ولا يكفي مع ذلك معرفة العربية وحدها بل لا بد معها من معرفة ما قاله أهل التفسير فيها فقد يكونون مجتمعين على ترك الظاهر أو على إرادة
الخصوص أو الاضمار وغير ذلك مما هو خلاف الظاهر وكما إذا كان اللفظ مشتركا في معان فعلم في موضع أن المراد أحد المعاني ثم فسر كل ما جاء به فهذا كله تفسير بالرأي وهو حرام والله أعلم
Dan tidak cukup beserta yang demikian itu, hanya dengan mengerti bahasa arab saja, bahkan seharusnya disertai pula dengan memahami yang dikatakan ulama tafsir mengenainya, karena mereka (ahli tafsir) bersepakat meninggalkan yang tampak, menghendaki yang khusus, yang tersembunyi, dan selain itu dari yang berbeda dengan yang tampak, dan sebagaimana ketika ada lafad yang berisytirok dalam beberapa makna sehingga diketahui pada satu tempat bahwa yang dimaksud adalah salah satunya dua makna, lalu ia menjelaskan setiap maknanya tersebut, maka kesemuanya ini adalah tafsir dengan ro’yi, dan itu harom.

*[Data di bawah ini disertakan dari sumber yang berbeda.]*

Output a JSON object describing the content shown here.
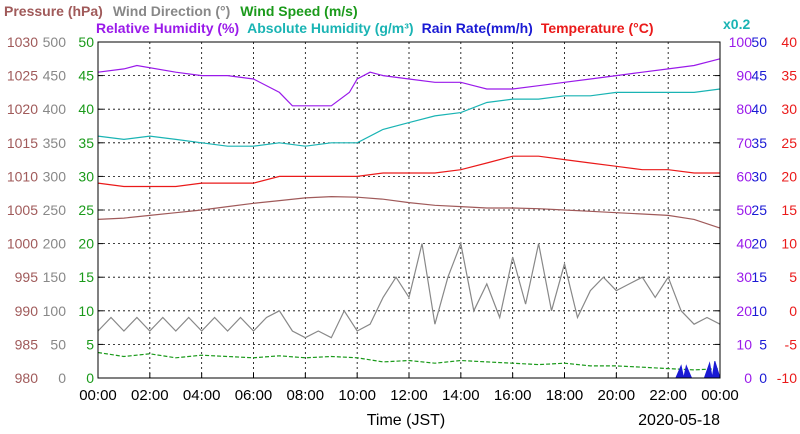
{
  "chart_data": {
    "type": "line",
    "legend_row1": [
      {
        "text": "Pressure (hPa)",
        "color": "#a05a5a"
      },
      {
        "text": "Wind Direction (°)",
        "color": "#888888"
      },
      {
        "text": "Wind Speed (m/s)",
        "color": "#1a9a1a"
      }
    ],
    "legend_row2": [
      {
        "text": "Relative Humidity (%)",
        "color": "#9a1aea"
      },
      {
        "text": "Absolute Humidity (g/m³)",
        "color": "#1ab4b4"
      },
      {
        "text": "Rain Rate(mm/h)",
        "color": "#1a1ad4"
      },
      {
        "text": "Temperature (°C)",
        "color": "#ea1a1a"
      }
    ],
    "abs_humidity_scale_note": "x0.2",
    "xlabel": "Time (JST)",
    "date": "2020-05-18",
    "x_ticks": [
      "00:00",
      "02:00",
      "04:00",
      "06:00",
      "08:00",
      "10:00",
      "12:00",
      "14:00",
      "16:00",
      "18:00",
      "20:00",
      "22:00",
      "00:00"
    ],
    "axes": {
      "pressure": {
        "color": "#a05a5a",
        "ticks": [
          "1030",
          "1025",
          "1020",
          "1015",
          "1010",
          "1005",
          "1000",
          "995",
          "990",
          "985",
          "980"
        ]
      },
      "wind_direction": {
        "color": "#888888",
        "ticks": [
          "500",
          "450",
          "400",
          "350",
          "300",
          "250",
          "200",
          "150",
          "100",
          "50",
          "0"
        ]
      },
      "wind_speed": {
        "color": "#1a9a1a",
        "ticks": [
          "50",
          "45",
          "40",
          "35",
          "30",
          "25",
          "20",
          "15",
          "10",
          "5",
          "0"
        ]
      },
      "relative_humidity": {
        "color": "#9a1aea",
        "ticks": [
          "100",
          "90",
          "80",
          "70",
          "60",
          "50",
          "40",
          "30",
          "20",
          "10",
          "0"
        ]
      },
      "rain_rate": {
        "color": "#1a1ad4",
        "ticks": [
          "50",
          "45",
          "40",
          "35",
          "30",
          "25",
          "20",
          "15",
          "10",
          "5",
          "0"
        ]
      },
      "temperature": {
        "color": "#ea1a1a",
        "ticks": [
          "40",
          "35",
          "30",
          "25",
          "20",
          "15",
          "10",
          "5",
          "0",
          "-5",
          "-10"
        ]
      }
    },
    "x_range_hours": [
      0,
      24
    ],
    "series": [
      {
        "key": "relative_humidity",
        "color": "#9a1aea",
        "axis": [
          0,
          100
        ],
        "x": [
          0,
          1,
          1.5,
          3,
          4,
          5,
          6,
          7,
          7.5,
          8,
          9,
          9.7,
          10,
          10.5,
          11,
          12,
          13,
          14,
          14.5,
          15,
          15.5,
          16,
          17,
          18,
          19,
          20,
          21,
          22,
          23,
          24
        ],
        "y": [
          91,
          92,
          93,
          91,
          90,
          90,
          89,
          85,
          81,
          81,
          81,
          85,
          89,
          91,
          90,
          89,
          88,
          88,
          87,
          86,
          86,
          86,
          87,
          88,
          89,
          90,
          91,
          92,
          93,
          95
        ]
      },
      {
        "key": "absolute_humidity",
        "color": "#1ab4b4",
        "axis": [
          0,
          100
        ],
        "x": [
          0,
          1,
          2,
          3,
          4,
          5,
          6,
          7,
          8,
          9,
          10,
          11,
          12,
          13,
          14,
          15,
          16,
          17,
          18,
          19,
          20,
          21,
          22,
          23,
          24
        ],
        "y": [
          72,
          71,
          72,
          71,
          70,
          69,
          69,
          70,
          69,
          70,
          70,
          74,
          76,
          78,
          79,
          82,
          83,
          83,
          84,
          84,
          85,
          85,
          85,
          85,
          86
        ]
      },
      {
        "key": "temperature",
        "color": "#ea1a1a",
        "axis": [
          -10,
          40
        ],
        "x": [
          0,
          1,
          2,
          3,
          4,
          5,
          6,
          7,
          8,
          9,
          10,
          11,
          12,
          13,
          14,
          15,
          16,
          17,
          18,
          19,
          20,
          21,
          22,
          23,
          24
        ],
        "y": [
          19,
          18.5,
          18.5,
          18.5,
          19,
          19,
          19,
          20,
          20,
          20,
          20,
          20.5,
          20.5,
          20.5,
          21,
          22,
          23,
          23,
          22.5,
          22,
          21.5,
          21,
          21,
          20.5,
          20.5
        ]
      },
      {
        "key": "pressure",
        "color": "#a05a5a",
        "axis": [
          980,
          1030
        ],
        "x": [
          0,
          1,
          2,
          3,
          4,
          5,
          6,
          7,
          8,
          9,
          10,
          11,
          12,
          13,
          14,
          15,
          16,
          17,
          18,
          19,
          20,
          21,
          22,
          23,
          24
        ],
        "y": [
          1003.6,
          1003.8,
          1004.2,
          1004.6,
          1005,
          1005.5,
          1006,
          1006.4,
          1006.8,
          1007,
          1006.9,
          1006.6,
          1006.1,
          1005.7,
          1005.5,
          1005.3,
          1005.3,
          1005.2,
          1005,
          1004.8,
          1004.6,
          1004.4,
          1004.2,
          1003.6,
          1002.3
        ]
      },
      {
        "key": "wind_direction",
        "color": "#888888",
        "axis": [
          0,
          500
        ],
        "x": [
          0,
          0.5,
          1,
          1.5,
          2,
          2.5,
          3,
          3.5,
          4,
          4.5,
          5,
          5.5,
          6,
          6.5,
          7,
          7.5,
          8,
          8.5,
          9,
          9.5,
          10,
          10.5,
          11,
          11.5,
          12,
          12.5,
          13,
          13.5,
          14,
          14.5,
          15,
          15.5,
          16,
          16.5,
          17,
          17.5,
          18,
          18.5,
          19,
          19.5,
          20,
          20.5,
          21,
          21.5,
          22,
          22.5,
          23,
          23.5,
          24
        ],
        "y": [
          70,
          90,
          70,
          90,
          70,
          90,
          70,
          90,
          70,
          90,
          70,
          90,
          70,
          90,
          100,
          70,
          60,
          70,
          60,
          100,
          70,
          80,
          120,
          150,
          120,
          200,
          80,
          150,
          200,
          100,
          140,
          90,
          180,
          110,
          200,
          100,
          170,
          90,
          130,
          150,
          130,
          140,
          150,
          120,
          150,
          100,
          80,
          90,
          80
        ]
      },
      {
        "key": "wind_speed",
        "color": "#1a9a1a",
        "axis": [
          0,
          50
        ],
        "x": [
          0,
          1,
          2,
          3,
          4,
          5,
          6,
          7,
          8,
          9,
          10,
          11,
          12,
          13,
          14,
          15,
          16,
          17,
          18,
          19,
          20,
          21,
          22,
          23,
          24
        ],
        "y": [
          3.8,
          3.2,
          3.6,
          3.0,
          3.4,
          3.2,
          3.0,
          3.3,
          3.0,
          3.2,
          3.0,
          2.4,
          2.6,
          2.2,
          2.6,
          2.4,
          2.2,
          2.0,
          2.2,
          1.8,
          1.8,
          1.6,
          1.4,
          1.2,
          1.4
        ]
      },
      {
        "key": "rain_rate",
        "color": "#1a1ad4",
        "axis": [
          0,
          50
        ],
        "x": [
          0,
          22.3,
          22.5,
          22.6,
          22.7,
          22.9,
          23.4,
          23.6,
          23.7,
          23.8,
          24
        ],
        "y": [
          0,
          0,
          1.8,
          0,
          1.8,
          0,
          0,
          2.2,
          0,
          2.5,
          0
        ]
      }
    ]
  }
}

Alloh ‘alam

Hasilnya mengaji

Hasilnya mengaji adalah sbb :

1- Mengesahkan amal ibadah, sebaliknya jika beramal tanpa mengaji berarti taqlid, melanggar larangan Alloh dan amal ibadah tidak sah
وَلَا تَقْفُ مَا لَيْسَ لَكَ بِهِ عِلْمٌ إِنَّ السَّمْعَ وَالْبَصَرَ وَالْفُؤَادَ كُلُّ أُوْلَــئِكَ كَانَ عَنْهُ مَسْئُولًا سورة الإسراء آية 36
Dan janganlah kamu mengerjakan sesuatu (amalan) yang tidak ada ilmunya bagimu, sesungguhnya pendengaran, pandangan, dan hati, kesemuanya itu ditanyakan darinya.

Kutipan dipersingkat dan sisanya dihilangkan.